Critique de Peso Pluma – « Éxodo » : le croisement des corridors se poursuit

En moins d'un an, Peso Pluma est devenu le plus grand artiste de musique mexicaine du monde : la superstar Hassan Emilio Kabande Laija a propulsé les corridos, les chansons folkloriques de son Mexique natal, au premier plan et est aujourd'hui à la tête de la vague des corridos tumbados, influencée par la musique trap. Son succès fulgurant dans les charts et dans la culture mexicaine a cependant également suscité de vives critiques : le chanteur de 25 ans est devenu le point de mire de la controverse autour du lien historique des corridos avec la culture narcotique.

Bien que Peso n'ait pas été facilement amené à s'exprimer sur le sujet dans la presse (il a reçu des menaces de cartel), il a utilisé sa performance historique à Coachella en avril pour reconnaître l'héritage artistique complexe des corridos et faire une déclaration : des reportages et des coupures de presse qui défilaient sur un écran derrière lui ont établi un lien entre l'histoire des corridos, qui a viré vers la drogue et la violence armée, avec celle du mouvement gangsta rap des années 90.

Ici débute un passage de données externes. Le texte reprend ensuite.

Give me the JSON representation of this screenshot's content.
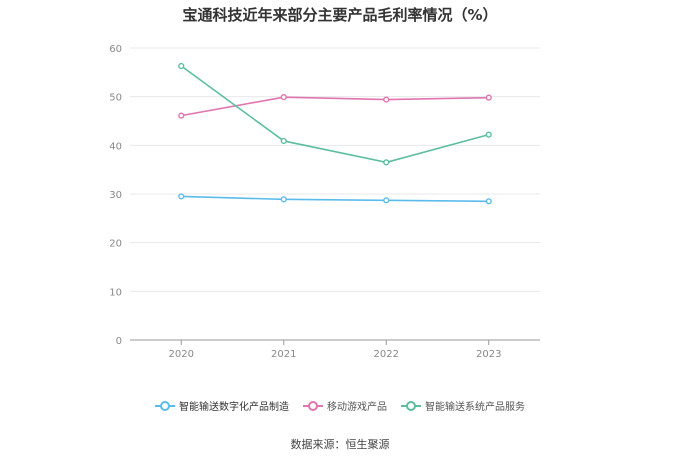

Et maintenant, Peso Pluma dévoile « Éxodo » (« exode »), son quatrième album et la suite ambitieuse de « Genesis » sorti en 2023 et récompensé aux Grammy Awards. Peso parle de sa nouvelle renommée tout en montrant une autre facette de son art, en explorant des genres comme le hip-hop et le reggaeton. Mais il ne tourne certainement pas le dos au son qui l'a fait. Les corridos qui dominent la première partie de ce disque sont plus fougueux, intrépides et bélico (argot mexicain pour « dur à cuire ») qu'avant.

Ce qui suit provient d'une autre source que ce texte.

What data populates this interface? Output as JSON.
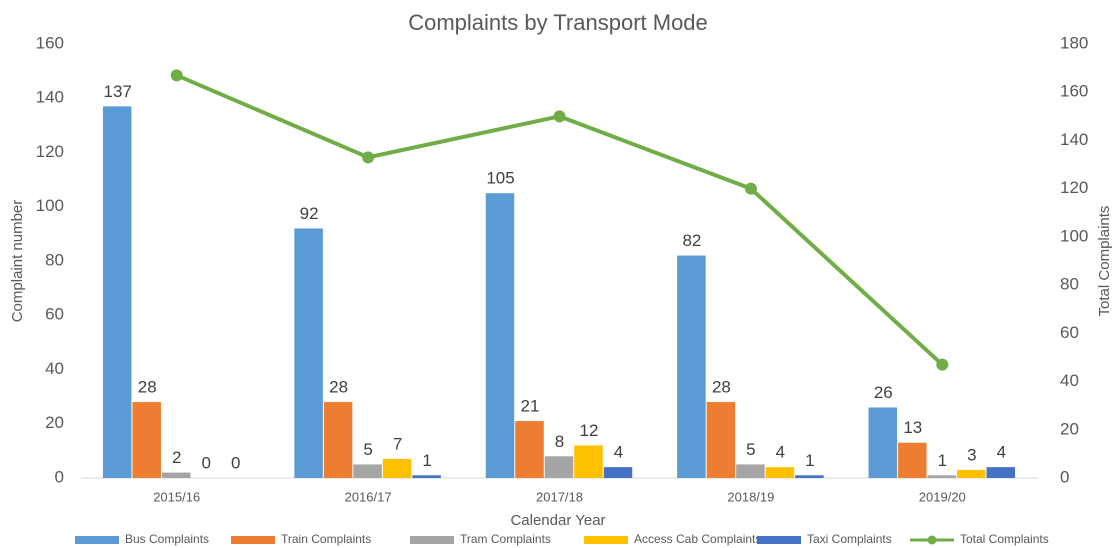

Dans « Hollywood », une collaboration audacieuse avec Esteban Plazola, Peso Pluma glorifie le travail acharné pour rester au sommet.Je vis très vite, la vie d'un artiste / Drogues et femmes / Encore un pour la liste”, chante-t-il en espagnol. Peso retrouve Eslabon Armado – le groupe américano-mexicain avec lequel il a obtenu un succès mondial dans « Ella Baila Sola » l'année dernière – et Junior H pour le cuivré « La Durango », où ils chantent sur les fêtes avec des femmes, des bouteilles de Don Julio et rose pastel (argot pour « cocaïne rose »).

Il y a aussi des chansons d'amour, enveloppées de paysages sonores oniriques. Il glisse de manière convaincante en mode sierreño avec le triste garçon du genre, Ivan Cornejo, dans l'obsédante « Reloj », où il semble évoquer sa rupture avec la chanteuse argentine Nicki Nicole : « Que tu m'aimais / J'ai avalé cette histoire / Il n'y a plus de raisons de pleurer pour toi.”

Dans la deuxième partie de « Éxodo », Peso boucle la boucle de la connexion des corridos avec le hip-hop. Sur « Put Em in the Fridge », une collaboration avec Cardi B, les cuivres et la guitare requinto entrent en collision avec des rythmes trap riches en basses, le duo déchargeant des rimes mortelles sur leurs ennemis. Le croisement n'est cependant pas aussi fluide dans « Gimme a Second » avec Rich the Kid : Peso ne trouve pas vraiment ses marques sur une chanson entièrement trap.

Plus tard, il se plonge dans le groove reggaeton tout en faisant jouer un côté plus sexy de sa voix rauque, faisant monter la température avec la pop star brésilienne Anitta dans le séduisant « Bellakeo », leur ode au perreando, ou au grincement, sur la piste de danse. Peso évoque même une célèbre sex tape avec la sulfureuse comédie reggaeton « Tommy & Pamela » mettant en vedette la princesse pop mexicaine devenue méchante Kenia Os.

Avec « Éxodo », Peso Pluma continue de donner vie à sa vision de la musique mexicaine, en poursuivant son programme de crossover dans les corridos tout en prouvant qu'il est devenu une pop star mondiale. Les grands changements qu'il prend ne se contentent pas de payer, ils mettent en évidence son esprit intransigeant.